The point is not that the battle to save locally endangered species is as dramatic as a scene from Henry V; the point is that it’s just something we should do. Of course, if we can’t do it where the creatures live now, if we can’t do it in the place where we obviously should be doing it, we might as well throw in the towel and abandon the crazy pretense that programs like our “Climate Action Plan” mean anything at all. Climate action? Come on, dude, lay off the ospreys, then call me.

Drinking water, too

The wildlife issues are just one portion of the ecological landscape; up to 40 percent of the city (as far west as Folsom) receives tap water from the res. True, the majority of the pollution might be from sources other than motor boats, but why choose to pollute unnecessarily? Furthermore, if the zebra mussel infestation found at nearby locations makes it into Boulder reservoir, the cost of keeping the water clean enough to drink (it’s estimated by city staff) could climb by $100,000 per year, the amount required in other locations. Even though the boats are given attention before entering the water, the day when zebra mussels take over the res is, again in the opinion of our own city staff, being hastened.

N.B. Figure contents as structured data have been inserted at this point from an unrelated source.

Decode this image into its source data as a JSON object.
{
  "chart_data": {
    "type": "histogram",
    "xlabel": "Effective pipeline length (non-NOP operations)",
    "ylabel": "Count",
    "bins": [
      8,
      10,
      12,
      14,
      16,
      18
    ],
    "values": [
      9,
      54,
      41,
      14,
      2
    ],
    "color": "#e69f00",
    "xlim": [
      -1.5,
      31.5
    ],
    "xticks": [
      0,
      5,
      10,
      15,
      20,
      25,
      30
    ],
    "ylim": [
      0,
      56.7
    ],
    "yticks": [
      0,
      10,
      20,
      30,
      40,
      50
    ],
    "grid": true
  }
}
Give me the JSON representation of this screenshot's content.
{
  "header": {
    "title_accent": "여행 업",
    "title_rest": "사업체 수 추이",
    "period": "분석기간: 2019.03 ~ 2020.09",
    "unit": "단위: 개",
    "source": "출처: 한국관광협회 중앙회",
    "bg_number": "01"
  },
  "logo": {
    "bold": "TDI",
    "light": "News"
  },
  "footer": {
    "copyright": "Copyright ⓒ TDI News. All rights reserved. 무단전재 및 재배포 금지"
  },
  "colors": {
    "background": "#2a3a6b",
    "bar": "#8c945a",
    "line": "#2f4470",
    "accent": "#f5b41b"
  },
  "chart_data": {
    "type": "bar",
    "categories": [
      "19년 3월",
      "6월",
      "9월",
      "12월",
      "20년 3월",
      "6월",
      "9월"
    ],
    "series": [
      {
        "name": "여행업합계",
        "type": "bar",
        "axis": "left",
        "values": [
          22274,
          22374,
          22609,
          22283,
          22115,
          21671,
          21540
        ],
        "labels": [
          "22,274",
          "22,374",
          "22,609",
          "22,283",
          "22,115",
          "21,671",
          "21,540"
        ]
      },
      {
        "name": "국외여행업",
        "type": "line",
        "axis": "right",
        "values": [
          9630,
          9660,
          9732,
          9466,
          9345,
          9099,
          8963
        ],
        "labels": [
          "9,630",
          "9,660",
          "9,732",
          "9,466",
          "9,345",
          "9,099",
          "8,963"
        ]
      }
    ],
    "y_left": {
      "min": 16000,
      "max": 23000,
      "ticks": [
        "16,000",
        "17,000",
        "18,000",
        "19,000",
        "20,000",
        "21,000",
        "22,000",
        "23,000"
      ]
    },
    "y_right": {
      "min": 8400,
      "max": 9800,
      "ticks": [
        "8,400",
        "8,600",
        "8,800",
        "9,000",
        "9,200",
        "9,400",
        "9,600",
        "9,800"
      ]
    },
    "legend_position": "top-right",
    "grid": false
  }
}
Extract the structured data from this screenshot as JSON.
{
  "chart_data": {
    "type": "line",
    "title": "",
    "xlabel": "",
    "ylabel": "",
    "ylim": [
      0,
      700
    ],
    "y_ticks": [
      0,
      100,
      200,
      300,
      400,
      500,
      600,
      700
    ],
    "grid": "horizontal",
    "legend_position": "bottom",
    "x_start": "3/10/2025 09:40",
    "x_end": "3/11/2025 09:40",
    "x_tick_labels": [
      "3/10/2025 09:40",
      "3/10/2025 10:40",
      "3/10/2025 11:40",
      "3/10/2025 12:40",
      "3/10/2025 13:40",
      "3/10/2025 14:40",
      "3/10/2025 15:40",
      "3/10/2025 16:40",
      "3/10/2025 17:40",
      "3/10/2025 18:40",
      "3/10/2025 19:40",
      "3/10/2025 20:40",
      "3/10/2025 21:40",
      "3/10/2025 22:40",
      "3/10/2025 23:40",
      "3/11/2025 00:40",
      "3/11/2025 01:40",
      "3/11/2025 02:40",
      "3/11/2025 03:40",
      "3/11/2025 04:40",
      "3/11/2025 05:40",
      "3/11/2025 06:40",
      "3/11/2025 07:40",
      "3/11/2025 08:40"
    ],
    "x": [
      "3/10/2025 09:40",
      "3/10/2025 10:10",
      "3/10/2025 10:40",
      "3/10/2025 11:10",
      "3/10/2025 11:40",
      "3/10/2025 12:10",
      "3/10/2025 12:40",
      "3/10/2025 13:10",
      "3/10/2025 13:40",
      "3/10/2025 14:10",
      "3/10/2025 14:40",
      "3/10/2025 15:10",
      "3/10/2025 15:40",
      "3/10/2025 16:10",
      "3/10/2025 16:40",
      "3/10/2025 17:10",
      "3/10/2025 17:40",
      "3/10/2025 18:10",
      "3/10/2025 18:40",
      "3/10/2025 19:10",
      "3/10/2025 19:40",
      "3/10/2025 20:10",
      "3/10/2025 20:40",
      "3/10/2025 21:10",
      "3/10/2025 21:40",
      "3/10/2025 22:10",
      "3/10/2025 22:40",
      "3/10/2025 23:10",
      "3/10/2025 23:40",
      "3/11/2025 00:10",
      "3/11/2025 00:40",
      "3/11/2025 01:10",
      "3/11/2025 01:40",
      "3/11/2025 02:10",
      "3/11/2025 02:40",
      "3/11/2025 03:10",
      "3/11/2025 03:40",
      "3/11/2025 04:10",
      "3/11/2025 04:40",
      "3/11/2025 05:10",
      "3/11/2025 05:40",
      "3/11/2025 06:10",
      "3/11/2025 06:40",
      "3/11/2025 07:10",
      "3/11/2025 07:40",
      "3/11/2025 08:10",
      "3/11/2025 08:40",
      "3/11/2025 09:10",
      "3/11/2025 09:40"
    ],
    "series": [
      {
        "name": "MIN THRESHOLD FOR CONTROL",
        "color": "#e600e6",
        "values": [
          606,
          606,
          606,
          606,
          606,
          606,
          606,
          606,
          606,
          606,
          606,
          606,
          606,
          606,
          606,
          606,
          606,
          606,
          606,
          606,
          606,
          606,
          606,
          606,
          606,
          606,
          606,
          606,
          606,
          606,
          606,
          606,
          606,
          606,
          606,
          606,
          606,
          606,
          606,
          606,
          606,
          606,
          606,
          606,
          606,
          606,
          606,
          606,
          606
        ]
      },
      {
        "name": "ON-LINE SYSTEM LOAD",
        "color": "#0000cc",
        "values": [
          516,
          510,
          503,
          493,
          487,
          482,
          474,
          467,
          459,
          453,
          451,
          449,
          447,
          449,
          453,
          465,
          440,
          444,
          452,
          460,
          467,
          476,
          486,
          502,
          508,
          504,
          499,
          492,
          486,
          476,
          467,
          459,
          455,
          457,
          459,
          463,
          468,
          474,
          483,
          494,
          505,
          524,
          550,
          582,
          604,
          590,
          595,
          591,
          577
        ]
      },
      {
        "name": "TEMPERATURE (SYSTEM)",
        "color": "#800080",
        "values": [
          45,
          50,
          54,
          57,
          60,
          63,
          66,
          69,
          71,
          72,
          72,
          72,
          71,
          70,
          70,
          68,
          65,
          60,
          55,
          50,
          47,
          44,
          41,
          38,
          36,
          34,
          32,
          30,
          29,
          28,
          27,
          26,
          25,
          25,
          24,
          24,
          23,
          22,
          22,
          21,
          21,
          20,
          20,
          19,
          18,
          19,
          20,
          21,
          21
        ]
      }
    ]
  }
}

The res is presently the city’s only supervised freshwater swim facility, and people who shell out the six bucks are right to hope and expect an experience that is something other than having to speak over the steady drone of fuel-burning engines; and by the way, on weekends, there are frequently a dozen or more motor boats on the water at the same time.

Making the res a place for low-impact recreation isn’t like stealing the rights of people who are otherwise disenfranchised because they use their boats to hunt Tarpon to feed their children; come on, the people who own the boats aren’t Eskimos; they’re not native Inuit who have driven cigar boats while listening to AC/DC for 2,000 years. With a tiny bit of imagination, the boat owners can still have fun. Put the thing in the backyard, install a DVD player, and watch reruns of Gilligan’s Island out there.

Banning the boats and keeping low-impact recreation is not the most ecologically progressive choice, but it is a pretty good middle-of-the-road compromise. When the city adds a new locker facility, a white sand beach, and summer shuttle service from downtown and the hotels, people who once went to the shore in summer will be flocking to Boulder to get their picture taken with a burrowing owl. It certainly will not be, as the pry-the-motor-boat-from-my-cold-clenched-fingers crowd insists, the end of fun.